The document was officially launched at the UK's National Cyber Security Centre, with the event including panelists from the Alan Turing Institute, Microsoft, and other cybersecurity agencies. The guidelines argue that potential AI threats must be considered "holistically" with cybersecurity.
Governments and the international community have finally woken up to the dangers of AI, and have responded by finally setting the wheels in motion to implement meaningful legislation. While many may be worried that such action has taken place too late, it's imperative that the world takes steps forward before there is a chance for AI malpractice to unethically influence a series of potentially globe-changing political events in 2024. As the US, UK, Germany, and others move towards general elections we must ensure that AI is safe, and can only be used for good.

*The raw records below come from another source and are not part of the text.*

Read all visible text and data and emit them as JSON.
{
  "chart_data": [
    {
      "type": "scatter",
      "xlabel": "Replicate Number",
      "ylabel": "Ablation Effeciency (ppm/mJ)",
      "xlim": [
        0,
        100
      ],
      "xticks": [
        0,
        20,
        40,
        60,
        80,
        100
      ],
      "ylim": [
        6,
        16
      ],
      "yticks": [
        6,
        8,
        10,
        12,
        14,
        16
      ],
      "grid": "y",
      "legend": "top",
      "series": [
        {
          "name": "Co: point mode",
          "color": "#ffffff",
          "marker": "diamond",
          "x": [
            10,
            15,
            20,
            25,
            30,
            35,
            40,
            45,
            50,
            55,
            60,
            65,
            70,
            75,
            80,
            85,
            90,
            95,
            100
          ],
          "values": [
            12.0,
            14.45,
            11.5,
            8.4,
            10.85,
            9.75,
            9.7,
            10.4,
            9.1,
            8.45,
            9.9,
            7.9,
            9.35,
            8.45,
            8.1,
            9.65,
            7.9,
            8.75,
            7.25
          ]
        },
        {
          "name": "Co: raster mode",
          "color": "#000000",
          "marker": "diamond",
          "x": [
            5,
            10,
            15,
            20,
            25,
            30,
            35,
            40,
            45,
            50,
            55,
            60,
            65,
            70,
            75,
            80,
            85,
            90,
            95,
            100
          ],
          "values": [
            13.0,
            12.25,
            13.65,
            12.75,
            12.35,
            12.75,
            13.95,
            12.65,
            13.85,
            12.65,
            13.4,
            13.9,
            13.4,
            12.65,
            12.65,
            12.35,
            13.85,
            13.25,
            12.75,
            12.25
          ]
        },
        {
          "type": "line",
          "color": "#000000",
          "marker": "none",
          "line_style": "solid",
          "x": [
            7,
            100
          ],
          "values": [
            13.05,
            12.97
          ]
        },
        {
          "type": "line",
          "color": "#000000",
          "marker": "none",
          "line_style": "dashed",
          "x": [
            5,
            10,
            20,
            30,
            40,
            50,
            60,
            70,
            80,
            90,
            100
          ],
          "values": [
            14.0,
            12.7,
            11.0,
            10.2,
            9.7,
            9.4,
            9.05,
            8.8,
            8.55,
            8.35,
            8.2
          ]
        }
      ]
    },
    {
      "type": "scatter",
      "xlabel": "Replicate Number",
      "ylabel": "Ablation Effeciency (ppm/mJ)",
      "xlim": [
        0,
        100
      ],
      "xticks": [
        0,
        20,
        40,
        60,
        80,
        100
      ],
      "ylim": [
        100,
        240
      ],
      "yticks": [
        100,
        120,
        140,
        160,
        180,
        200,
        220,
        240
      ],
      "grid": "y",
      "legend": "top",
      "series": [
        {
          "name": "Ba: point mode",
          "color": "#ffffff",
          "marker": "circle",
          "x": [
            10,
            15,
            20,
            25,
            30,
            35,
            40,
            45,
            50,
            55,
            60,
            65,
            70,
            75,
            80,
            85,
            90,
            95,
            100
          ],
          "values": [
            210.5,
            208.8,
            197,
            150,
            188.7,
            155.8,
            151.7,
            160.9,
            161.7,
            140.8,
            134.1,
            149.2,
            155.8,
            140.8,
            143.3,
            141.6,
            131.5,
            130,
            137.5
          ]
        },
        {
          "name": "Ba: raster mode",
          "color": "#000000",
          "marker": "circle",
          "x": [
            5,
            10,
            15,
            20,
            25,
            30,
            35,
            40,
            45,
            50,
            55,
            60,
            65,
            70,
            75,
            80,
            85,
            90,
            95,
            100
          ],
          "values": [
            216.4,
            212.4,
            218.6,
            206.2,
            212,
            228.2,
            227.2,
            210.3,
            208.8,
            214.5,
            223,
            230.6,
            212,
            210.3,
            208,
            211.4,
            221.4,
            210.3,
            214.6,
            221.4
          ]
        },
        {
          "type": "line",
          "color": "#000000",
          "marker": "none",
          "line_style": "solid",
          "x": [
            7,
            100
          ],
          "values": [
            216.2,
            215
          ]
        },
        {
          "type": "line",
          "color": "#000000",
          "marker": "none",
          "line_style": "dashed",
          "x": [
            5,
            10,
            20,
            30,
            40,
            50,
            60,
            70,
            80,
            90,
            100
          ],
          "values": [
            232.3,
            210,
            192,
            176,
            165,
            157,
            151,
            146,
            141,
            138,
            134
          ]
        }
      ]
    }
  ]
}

Current AI regulation proposals contain a host of problems that must be addressed. So far, there lacks a consensus as to what should be designated a "high" security risk, while the lack of binding legislation involving enforcement mechanisms means that great trust is placed in company transparency. While different continents continue to diverge in how they approach AI risk with no single regulator, the question of legislative limits to AI remains an unsolved global problem of extreme concern.
There is a 2% chance that there will be an 'AI Bust' or 'AI Winter' by the end of 2025, according to the Metaculus prediction community.